Chicago has recently had troubles controlling the spread of West Nile Virus. As a result, traps were set up to capture mosquitos. These traps are frequently checked to see if any of the captured mosquitos carry the virus. Knowing which traps are more likely to have West Nile present is important as it provides insight to the city as to where the city is best served to spray for the eradication of mosquitos. Spraying can have adverse affects on the environment and it is also very expensive, thus it’s necessary to target specific areas and at specific times.

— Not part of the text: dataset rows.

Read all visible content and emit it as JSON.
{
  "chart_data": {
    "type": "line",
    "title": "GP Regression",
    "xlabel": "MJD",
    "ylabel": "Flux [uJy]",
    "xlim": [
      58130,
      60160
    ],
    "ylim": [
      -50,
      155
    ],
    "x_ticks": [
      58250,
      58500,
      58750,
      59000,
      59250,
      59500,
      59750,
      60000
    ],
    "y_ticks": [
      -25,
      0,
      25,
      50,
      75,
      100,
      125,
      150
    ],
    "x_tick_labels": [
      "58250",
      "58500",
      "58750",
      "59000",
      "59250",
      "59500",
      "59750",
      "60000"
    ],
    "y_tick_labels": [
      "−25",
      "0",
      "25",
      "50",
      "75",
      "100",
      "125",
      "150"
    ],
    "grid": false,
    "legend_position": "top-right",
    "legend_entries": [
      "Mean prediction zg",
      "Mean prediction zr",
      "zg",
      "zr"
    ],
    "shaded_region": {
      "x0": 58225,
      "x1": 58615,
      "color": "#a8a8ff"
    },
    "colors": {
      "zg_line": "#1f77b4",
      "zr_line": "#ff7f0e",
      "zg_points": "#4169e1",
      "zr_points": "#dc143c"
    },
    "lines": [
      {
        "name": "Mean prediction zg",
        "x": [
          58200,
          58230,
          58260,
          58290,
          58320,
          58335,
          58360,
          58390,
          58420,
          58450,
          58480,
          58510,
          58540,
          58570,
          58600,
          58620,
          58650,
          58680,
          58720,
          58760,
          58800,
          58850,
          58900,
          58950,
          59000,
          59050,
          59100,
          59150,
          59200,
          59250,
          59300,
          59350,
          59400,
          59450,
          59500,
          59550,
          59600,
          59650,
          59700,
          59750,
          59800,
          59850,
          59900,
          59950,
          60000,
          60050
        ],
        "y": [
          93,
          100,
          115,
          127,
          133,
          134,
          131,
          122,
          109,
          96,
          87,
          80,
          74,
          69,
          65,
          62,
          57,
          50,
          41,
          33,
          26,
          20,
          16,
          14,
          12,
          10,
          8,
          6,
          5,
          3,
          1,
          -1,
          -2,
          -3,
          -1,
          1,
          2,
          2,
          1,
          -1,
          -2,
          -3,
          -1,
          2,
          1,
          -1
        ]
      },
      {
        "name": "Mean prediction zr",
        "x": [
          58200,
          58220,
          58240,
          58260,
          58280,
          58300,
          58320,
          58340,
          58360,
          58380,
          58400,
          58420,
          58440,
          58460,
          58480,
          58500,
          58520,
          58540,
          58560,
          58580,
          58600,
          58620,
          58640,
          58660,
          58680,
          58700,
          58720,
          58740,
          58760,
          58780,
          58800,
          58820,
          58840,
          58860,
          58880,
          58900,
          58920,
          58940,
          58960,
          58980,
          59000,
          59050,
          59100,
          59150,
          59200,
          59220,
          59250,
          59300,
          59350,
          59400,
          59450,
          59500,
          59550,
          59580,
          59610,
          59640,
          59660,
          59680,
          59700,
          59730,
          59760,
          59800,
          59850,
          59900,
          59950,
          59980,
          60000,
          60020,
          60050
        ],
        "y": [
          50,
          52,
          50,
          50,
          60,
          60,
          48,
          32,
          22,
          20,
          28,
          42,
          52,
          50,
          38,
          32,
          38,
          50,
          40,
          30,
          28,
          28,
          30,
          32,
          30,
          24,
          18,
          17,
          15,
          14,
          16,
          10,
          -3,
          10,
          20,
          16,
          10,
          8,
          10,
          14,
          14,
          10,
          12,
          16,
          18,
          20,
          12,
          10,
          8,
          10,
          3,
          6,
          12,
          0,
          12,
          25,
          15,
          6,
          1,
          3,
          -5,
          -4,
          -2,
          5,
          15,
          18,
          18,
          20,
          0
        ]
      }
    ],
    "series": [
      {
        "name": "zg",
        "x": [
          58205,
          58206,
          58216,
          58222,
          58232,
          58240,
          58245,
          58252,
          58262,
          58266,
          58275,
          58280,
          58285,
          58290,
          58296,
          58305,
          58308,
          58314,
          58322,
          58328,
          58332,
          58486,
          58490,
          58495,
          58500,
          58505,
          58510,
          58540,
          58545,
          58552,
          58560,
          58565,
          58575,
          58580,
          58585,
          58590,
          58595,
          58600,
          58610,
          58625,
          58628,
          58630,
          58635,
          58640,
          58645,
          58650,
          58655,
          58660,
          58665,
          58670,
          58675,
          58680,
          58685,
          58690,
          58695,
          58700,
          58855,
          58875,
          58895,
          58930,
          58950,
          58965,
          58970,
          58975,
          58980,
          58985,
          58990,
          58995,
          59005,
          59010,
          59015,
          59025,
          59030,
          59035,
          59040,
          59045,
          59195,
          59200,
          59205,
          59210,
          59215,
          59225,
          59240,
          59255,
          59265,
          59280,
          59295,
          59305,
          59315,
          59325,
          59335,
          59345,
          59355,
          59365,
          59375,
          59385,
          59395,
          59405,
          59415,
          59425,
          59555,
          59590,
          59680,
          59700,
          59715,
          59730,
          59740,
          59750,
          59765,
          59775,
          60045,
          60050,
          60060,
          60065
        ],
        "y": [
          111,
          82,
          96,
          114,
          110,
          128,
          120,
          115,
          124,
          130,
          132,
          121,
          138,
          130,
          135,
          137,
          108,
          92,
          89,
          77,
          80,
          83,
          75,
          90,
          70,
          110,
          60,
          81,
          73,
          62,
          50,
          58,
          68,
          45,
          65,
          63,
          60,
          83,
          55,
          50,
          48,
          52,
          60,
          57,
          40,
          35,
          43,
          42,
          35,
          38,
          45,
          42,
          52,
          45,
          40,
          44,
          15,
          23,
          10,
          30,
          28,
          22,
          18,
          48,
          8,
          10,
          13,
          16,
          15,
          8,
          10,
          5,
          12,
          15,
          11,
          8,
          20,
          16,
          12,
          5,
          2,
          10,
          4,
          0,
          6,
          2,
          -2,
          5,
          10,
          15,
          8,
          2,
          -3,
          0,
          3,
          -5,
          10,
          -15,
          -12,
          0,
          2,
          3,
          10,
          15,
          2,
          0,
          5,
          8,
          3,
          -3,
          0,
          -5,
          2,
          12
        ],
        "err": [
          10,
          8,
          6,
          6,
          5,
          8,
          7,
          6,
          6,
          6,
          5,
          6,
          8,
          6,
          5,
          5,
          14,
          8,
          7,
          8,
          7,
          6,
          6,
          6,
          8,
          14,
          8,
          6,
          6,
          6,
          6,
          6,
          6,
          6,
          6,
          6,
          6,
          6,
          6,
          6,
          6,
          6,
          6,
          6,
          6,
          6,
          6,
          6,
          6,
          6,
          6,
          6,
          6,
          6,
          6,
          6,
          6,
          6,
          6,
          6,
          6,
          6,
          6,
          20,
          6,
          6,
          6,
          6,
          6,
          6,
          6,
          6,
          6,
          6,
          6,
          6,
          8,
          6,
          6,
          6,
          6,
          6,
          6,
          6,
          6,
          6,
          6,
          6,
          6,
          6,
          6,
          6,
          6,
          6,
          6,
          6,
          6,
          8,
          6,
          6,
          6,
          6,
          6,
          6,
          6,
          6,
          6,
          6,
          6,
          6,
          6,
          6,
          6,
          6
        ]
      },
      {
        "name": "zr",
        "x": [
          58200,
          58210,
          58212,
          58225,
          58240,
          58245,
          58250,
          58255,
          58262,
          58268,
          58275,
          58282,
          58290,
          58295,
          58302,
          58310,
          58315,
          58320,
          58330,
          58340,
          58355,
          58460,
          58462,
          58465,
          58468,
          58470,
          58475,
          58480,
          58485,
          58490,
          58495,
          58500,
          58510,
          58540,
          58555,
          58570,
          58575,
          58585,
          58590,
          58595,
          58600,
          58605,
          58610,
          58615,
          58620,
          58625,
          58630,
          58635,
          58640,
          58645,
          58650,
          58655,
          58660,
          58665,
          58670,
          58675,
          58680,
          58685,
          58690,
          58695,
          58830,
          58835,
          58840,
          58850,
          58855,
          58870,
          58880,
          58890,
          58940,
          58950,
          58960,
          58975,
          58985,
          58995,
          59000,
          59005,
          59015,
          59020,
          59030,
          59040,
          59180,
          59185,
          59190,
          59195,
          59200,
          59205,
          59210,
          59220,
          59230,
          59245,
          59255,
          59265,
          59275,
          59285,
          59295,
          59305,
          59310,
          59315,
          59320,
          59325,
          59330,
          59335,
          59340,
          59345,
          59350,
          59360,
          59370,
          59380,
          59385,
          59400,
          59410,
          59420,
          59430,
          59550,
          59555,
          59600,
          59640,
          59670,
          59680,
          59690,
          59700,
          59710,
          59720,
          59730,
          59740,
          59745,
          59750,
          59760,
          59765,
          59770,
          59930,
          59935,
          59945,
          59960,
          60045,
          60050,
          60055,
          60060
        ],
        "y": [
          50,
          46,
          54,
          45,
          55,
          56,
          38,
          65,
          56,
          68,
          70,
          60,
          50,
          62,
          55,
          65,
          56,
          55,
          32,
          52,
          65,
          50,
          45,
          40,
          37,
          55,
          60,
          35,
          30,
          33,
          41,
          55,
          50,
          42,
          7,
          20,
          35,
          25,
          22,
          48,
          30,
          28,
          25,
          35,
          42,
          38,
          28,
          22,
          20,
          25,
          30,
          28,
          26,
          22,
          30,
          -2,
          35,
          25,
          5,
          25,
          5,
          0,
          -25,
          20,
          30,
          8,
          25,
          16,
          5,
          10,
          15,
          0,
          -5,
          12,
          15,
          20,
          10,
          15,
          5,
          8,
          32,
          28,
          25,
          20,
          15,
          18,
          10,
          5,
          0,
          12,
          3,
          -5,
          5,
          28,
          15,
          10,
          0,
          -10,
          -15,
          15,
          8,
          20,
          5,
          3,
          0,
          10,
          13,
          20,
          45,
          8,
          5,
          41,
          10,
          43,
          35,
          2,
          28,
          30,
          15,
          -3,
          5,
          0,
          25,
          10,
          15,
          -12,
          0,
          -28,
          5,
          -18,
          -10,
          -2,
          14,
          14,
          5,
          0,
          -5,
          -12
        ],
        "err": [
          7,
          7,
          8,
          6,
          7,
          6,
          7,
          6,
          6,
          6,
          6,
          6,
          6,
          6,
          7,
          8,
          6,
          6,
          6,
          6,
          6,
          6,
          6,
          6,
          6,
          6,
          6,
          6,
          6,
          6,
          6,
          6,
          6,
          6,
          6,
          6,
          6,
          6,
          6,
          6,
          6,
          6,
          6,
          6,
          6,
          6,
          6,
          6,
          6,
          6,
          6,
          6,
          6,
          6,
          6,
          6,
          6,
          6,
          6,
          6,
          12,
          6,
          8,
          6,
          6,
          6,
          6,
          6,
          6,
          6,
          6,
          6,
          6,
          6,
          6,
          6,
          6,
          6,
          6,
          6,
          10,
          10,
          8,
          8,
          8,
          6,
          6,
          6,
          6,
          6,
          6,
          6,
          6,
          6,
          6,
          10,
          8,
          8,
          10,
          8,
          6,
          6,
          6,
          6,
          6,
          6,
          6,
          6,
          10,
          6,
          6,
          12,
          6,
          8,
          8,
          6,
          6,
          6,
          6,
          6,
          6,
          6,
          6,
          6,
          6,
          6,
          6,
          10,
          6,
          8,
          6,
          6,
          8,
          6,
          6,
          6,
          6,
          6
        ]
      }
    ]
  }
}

The chart above provides a clear illustration of the time of year mosquito populations will be largest. This is not in anyways surprising but does provide confirmation to common beliefs.
The chart below illustrates the number of mosquitos found in traps that contain West Nile Virus grouped by species. Not only is volume important but the percentage of mosquitos that carry the virus by species is important as well. Knowing which species are more likely to carry the virus will be useful if the species tend to exist in different areas.
The major features of this dataset however are the weather conditions. Time of sunrise and sunset, windspeed, temperature, precipitation, dew point and many other weather related factors tell us a lot about the prevalence of the virus. Using these weather features as well as others such as the land area contributed significantly to our models.
The models were built using gradient boosted trees as well as random forests. By doing so, I was able to predict 0.69 accuracy score as well as a 0.72 AUC score.
The final visual below is a heat map showing the zip codes for which we predict the presence of the virus. The darker the area, the greater predicted chance for the occurrence of West Nile Virus.